No digo que una es mejor que otra.Este era un gran camino, hecho de pequeñas totalidades. Que terminó con la Gran demolición que comenzó el 73. La mayoría se fue. Y para que germinara esta praxis poética era condición el que se conjugaran los acontecimientos objetivos y subjetivos en lo que fue "este país" durante esos momentos. Para "ese" momento servia haber trabajado a de Rokha.

Pienso lo anterior porque he leído a Lihn de los años 76-83. Ataca duramente lo que llama "poesía de compromiso", se ríe, los desprecia. Los panfleteros de la resistencia. Dice que él no escribe " oraciones por todos" sino poesía.
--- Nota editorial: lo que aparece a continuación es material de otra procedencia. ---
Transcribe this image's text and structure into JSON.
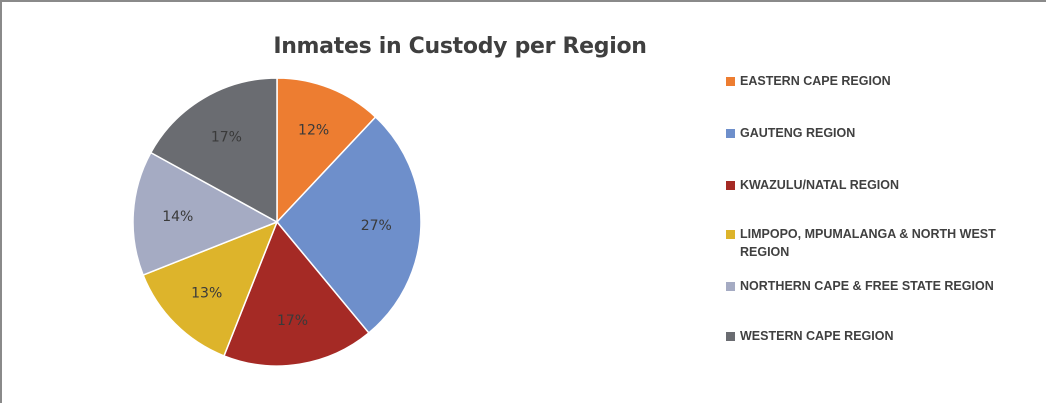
{
  "chart_data": {
    "type": "pie",
    "title": "Inmates in Custody per Region",
    "legend_position": "right",
    "categories": [
      "EASTERN CAPE REGION",
      "GAUTENG REGION",
      "KWAZULU/NATAL REGION",
      "LIMPOPO, MPUMALANGA & NORTH WEST REGION",
      "NORTHERN CAPE & FREE STATE REGION",
      "WESTERN CAPE REGION"
    ],
    "values": [
      12,
      27,
      17,
      13,
      14,
      17
    ],
    "data_labels": [
      "12%",
      "27%",
      "17%",
      "13%",
      "14%",
      "17%"
    ],
    "colors": [
      "#ED7D31",
      "#6E8FCB",
      "#A52A25",
      "#DDB42B",
      "#A5ABC3",
      "#6A6C71"
    ]
  }
}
Lihn tuvo especial rechazo a los poetas mal llamados "sociales o políticos" Y claro eso es fácil. Pero el tipo poemas de los que estoy hablando no caben dentro de esa clasificación burda. También Ezra Pound podría ser acusado,o Ginsberg, Eliot, de la Tierra Baldía. En fin. Curiosamente ya después del año 83 Lihn se fija en el Paseo Ahumada y se pone realista.
Bueno, pero eso es otra cosa. Lo que quiero dejar en claro es que ese tipo de poesía que se estaba comenzado a construir a fines de los 60 y ppios de los 70, me parece que Zurita lo concretó bien, y Tomás Harris de Zonas de Peligro. Lobos y Ovejas de Silva Acevedo.
Pero resituarse en de Rokha está pendiente para un poeta chileno de la sociedad de Mercado y Consumo.